While traditional Chinese roasting ovens are hard to come by these days, in the old days a restaurant would have a large walk-in clay oven. This would have a huge chimney in the middle of its roof and small wind tunnels built into the walls to allow air to circulate through the oven itself – the thick clay walls would hold in the heat while the meat would be hung along the inside walls, with coal pits underneath creating the heat for the slow-cooked, ‘wind-dried’ style of cooking. This inventive way of cooking allowed the outside skin of the meat to char away while the meat would slowly roast until succulent and tender, creating a crispy skin and melt-in-the-mouth meat. These days restaurants use commercial stainless-steel ovens that do a very similar job and, though it can be difficult to replicate such a unique cooking environment at home, there are ways and means of creating similar outcomes with a domestic oven.

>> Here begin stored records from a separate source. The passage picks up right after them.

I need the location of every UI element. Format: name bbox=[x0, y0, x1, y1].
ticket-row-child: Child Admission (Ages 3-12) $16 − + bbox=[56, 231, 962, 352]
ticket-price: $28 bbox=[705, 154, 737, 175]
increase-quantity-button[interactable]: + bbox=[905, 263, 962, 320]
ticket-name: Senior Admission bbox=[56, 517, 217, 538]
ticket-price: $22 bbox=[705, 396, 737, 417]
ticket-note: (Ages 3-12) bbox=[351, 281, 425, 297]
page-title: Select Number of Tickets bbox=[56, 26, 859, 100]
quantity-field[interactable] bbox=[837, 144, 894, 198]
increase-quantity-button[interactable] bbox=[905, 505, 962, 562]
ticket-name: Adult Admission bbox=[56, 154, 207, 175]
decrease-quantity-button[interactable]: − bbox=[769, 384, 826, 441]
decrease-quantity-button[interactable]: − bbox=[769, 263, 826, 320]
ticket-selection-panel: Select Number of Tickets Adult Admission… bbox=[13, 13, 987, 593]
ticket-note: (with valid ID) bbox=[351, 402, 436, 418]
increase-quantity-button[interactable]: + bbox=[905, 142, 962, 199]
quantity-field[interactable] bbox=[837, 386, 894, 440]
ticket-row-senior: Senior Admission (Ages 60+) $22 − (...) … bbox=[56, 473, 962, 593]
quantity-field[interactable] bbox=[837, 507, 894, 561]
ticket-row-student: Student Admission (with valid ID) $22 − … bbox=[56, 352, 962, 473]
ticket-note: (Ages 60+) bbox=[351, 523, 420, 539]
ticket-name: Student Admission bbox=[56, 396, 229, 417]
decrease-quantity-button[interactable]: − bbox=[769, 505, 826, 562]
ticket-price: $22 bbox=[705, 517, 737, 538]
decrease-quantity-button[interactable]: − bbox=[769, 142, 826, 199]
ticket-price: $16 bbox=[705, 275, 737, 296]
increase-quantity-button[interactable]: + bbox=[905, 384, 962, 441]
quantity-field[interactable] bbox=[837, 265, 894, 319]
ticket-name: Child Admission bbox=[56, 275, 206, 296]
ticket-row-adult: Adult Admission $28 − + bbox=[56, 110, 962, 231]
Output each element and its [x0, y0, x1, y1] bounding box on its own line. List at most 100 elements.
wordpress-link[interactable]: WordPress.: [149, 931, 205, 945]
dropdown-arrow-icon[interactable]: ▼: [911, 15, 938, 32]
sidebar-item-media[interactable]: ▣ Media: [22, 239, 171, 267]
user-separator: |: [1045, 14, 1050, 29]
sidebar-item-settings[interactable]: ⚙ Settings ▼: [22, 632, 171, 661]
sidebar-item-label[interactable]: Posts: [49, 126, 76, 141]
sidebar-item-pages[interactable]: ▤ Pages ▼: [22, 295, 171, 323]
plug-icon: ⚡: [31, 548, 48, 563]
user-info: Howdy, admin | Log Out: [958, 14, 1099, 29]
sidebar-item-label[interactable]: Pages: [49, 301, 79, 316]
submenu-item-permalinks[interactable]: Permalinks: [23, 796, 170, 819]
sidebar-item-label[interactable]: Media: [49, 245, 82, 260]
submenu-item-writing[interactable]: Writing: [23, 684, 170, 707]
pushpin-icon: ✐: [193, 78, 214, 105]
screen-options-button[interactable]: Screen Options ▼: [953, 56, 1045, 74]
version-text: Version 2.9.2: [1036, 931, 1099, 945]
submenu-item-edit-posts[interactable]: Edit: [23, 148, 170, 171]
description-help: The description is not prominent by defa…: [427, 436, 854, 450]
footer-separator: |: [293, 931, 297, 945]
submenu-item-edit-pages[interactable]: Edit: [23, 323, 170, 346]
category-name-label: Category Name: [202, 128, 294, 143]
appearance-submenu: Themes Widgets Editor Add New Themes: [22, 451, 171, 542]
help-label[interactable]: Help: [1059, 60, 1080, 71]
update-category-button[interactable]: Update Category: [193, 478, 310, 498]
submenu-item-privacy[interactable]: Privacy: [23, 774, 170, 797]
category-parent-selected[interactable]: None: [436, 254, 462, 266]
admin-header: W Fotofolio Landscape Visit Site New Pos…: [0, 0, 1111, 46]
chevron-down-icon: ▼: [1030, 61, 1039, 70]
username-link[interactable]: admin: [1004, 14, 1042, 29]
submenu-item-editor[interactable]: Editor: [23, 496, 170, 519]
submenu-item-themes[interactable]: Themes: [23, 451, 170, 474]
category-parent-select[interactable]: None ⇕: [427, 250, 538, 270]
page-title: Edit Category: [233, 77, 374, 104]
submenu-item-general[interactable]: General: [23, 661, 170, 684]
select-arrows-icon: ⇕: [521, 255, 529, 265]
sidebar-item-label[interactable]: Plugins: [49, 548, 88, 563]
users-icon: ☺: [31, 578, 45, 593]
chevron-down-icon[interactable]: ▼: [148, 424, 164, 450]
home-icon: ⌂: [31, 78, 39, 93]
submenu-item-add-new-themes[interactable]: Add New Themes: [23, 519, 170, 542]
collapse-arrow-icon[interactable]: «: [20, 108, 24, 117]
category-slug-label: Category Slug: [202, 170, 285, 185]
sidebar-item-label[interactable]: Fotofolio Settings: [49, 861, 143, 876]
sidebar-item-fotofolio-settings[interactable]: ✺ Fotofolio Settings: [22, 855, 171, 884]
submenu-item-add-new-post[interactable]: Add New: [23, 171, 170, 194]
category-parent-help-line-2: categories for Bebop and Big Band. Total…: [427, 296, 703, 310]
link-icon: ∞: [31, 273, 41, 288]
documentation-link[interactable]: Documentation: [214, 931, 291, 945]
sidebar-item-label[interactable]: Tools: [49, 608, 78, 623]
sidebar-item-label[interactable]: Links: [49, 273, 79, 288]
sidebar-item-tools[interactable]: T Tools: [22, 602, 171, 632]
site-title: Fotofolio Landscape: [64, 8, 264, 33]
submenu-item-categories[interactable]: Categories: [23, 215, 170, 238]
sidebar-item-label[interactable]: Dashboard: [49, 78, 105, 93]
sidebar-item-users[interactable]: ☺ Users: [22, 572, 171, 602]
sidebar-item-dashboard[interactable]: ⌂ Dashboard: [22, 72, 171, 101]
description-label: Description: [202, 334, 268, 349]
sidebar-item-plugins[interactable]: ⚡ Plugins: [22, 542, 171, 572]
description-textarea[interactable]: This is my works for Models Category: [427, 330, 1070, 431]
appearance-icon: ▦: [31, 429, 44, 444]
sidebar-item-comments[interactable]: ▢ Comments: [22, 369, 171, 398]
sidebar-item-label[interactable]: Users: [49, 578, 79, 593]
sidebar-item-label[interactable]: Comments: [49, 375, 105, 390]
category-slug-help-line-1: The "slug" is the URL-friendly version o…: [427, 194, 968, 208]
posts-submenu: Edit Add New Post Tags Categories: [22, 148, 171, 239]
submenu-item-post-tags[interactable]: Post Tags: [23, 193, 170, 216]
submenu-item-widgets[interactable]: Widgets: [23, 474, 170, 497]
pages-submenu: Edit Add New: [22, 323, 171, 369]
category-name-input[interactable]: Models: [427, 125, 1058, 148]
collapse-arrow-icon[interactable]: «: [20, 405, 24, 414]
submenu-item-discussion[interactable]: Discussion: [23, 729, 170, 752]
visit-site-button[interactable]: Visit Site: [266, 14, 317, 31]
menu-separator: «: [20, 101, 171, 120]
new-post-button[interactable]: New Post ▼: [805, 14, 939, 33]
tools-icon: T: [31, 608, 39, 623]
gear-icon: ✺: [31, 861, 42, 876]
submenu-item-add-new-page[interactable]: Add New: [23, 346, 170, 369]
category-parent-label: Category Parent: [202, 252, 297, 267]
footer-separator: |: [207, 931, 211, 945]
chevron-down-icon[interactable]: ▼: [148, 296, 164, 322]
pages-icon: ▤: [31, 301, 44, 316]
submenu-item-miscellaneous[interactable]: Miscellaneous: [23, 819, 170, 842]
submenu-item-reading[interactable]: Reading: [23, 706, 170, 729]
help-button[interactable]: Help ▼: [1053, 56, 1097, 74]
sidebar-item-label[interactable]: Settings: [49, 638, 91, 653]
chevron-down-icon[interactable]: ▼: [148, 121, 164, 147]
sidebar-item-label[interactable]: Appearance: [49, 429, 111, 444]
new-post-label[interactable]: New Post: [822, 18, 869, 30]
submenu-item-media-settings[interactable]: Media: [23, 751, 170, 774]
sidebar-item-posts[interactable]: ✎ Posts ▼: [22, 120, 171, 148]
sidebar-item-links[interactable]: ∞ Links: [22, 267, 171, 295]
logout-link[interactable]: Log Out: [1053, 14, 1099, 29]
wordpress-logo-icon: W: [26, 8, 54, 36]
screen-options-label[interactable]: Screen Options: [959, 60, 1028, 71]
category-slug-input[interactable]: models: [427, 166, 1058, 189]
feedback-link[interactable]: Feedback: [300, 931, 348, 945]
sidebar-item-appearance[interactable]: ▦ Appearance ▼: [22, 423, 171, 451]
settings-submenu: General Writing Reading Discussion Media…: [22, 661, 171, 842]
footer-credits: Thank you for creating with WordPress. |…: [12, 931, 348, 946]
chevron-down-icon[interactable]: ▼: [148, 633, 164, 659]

Double-cooking is precisely what it describes: when two or more of any of the basic techniques learnt here in the book are combined to cook one dish. As a balance of textures is so important in Chinese food, the Chinese love to use double-cooking processes to give different textures to meat, seafood and even certain vegetable dishes. There are no specific rules with double-cooking, though there are some general guidelines as to how to order the cooking techniques to ensure a successful outcome (blanching, poaching, deep-frying or braising tend to come first, while the second or third processes are more likely to be roasting, stir-frying, or steaming). Sometimes a dish may use up to four or five different cooking techniques; the typical dim sum dish of chickens’ feet is a good example, where, in order to give the skin its signature melt-in-the-mouth feel, the feet are blanched, then dried, then deep-fried, then braised, then marinated and finally steamed to finish. This may seem a little excessive, but it’s an amazing way to make something so seemingly tasteless take in so much flavour. There is indeed method in the madness!